Progressive policies, especially those under the European Green Deal show that environment and economic progress have to be mutually supportive. ‘’The European Green Deal was born out of this necessity to protect our planet,’’ said European Commission President Ursula von der Leyen in her recent State of the Union speech. ‘’But it was also designed as an opportunity to preserve our future prosperity.’’

The EU Corporate Sustainability Reporting Directive will soon require large and listed companies to report on environmental, social and governance issues according to harmonized standards covering biodiversity and ecosystems, climate change, water and marine resources, pollution, and resource use and circular economy, making companies fully accountable for reducing and eliminating their impact on the natural world. Market players are already taking action through the Taskforce on Nature-related Financial Disclosures to prepare to become compliant with European Sustainability Reporting and other global standards.

The EU’s Deforestation Regulation will also become applicable by the end of 2024, incentivizing the transition to sustainable supply chains by requiring transparency and traceability along the whole value chain of a number of commodities sourced both from within and outside the EU.

These are bold, far-reaching policies that will help create the nature-positive economy enshrined in the Global Biodiversity Framework agreed by 196 countries at the Biodiversity COP15 last December. This historic framework, which supports the achievement of the SDGs, sets out an ambitious pathway, including commitments to protect 30 percent of the planet by 2030, increased financing for nature restoration and protection, and removing subsidies that harm the environment.

Many financial institutions and private sector entities are already stepping up. The Sustainable Insurance Forum has worked on a scoping study on nature-related financial risks for the global insurance sector. Over 200 financial institutions and corporates, including the Dutch Central Bank, are already piloting the TNFD Framework.
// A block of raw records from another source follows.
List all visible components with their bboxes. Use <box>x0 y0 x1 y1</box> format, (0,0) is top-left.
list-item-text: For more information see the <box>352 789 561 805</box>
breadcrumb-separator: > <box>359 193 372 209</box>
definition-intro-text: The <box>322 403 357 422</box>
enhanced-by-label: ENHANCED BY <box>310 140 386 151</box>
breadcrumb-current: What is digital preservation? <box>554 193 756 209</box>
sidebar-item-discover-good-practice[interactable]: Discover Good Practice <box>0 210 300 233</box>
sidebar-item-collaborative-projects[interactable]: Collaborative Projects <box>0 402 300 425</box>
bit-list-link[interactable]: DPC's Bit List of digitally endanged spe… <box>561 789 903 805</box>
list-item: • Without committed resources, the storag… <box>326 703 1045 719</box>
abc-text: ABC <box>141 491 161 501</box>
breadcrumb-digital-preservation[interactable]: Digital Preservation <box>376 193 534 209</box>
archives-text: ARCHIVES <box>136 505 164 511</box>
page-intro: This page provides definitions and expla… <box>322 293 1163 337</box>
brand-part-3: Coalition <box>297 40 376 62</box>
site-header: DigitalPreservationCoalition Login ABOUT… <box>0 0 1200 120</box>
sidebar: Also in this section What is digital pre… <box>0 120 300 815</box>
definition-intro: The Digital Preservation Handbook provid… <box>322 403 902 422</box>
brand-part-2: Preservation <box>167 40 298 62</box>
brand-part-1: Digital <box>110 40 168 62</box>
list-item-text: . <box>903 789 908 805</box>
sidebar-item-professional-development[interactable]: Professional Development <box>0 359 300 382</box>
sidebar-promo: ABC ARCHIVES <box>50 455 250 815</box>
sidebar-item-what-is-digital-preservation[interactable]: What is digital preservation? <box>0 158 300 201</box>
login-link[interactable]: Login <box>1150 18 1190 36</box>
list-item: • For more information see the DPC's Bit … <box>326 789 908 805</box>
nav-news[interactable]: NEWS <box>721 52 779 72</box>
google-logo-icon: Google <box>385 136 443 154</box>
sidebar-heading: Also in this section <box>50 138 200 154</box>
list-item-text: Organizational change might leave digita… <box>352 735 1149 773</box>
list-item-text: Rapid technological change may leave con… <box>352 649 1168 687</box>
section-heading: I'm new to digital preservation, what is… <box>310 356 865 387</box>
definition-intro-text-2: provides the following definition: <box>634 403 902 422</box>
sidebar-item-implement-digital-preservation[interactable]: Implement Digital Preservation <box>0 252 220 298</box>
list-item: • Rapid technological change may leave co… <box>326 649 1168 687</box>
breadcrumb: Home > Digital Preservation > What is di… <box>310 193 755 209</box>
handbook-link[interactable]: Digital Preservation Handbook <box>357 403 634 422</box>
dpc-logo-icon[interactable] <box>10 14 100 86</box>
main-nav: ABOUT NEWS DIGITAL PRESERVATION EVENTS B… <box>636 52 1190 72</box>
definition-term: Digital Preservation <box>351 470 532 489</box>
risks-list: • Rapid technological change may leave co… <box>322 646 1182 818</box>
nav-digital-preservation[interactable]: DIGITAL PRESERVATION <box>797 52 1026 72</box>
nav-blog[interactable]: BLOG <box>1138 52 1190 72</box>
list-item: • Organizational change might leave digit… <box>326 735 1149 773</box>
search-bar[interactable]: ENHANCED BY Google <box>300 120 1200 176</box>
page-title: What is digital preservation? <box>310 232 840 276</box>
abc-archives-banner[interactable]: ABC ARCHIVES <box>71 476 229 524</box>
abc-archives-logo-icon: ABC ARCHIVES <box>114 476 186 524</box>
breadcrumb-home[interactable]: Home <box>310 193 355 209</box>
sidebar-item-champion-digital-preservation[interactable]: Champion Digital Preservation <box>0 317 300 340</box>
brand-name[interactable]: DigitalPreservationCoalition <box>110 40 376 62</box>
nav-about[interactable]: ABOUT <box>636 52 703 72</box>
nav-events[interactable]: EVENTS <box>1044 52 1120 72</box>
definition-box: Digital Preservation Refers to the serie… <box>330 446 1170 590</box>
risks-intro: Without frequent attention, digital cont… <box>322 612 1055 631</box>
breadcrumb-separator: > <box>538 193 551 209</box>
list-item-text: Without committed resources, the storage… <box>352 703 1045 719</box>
The ‘Make it Mandatory’ campaign and the science-based targets network are other examples of private sector efforts to achieve a global economy that operates within environmental boundaries in a socially just manner.  

Heading into the SDG Summit, world leaders had a stark choice – take bold steps to reduce the immense pressure that is being exerted on the environment and the natural world, or humanity’s progress will stall.  

The growth we get is today fossil fuel driven and financed by debt but the development we want, based on reinforcing benefits to people and planet, is possible and will emerge from bold choices and courageous leadership.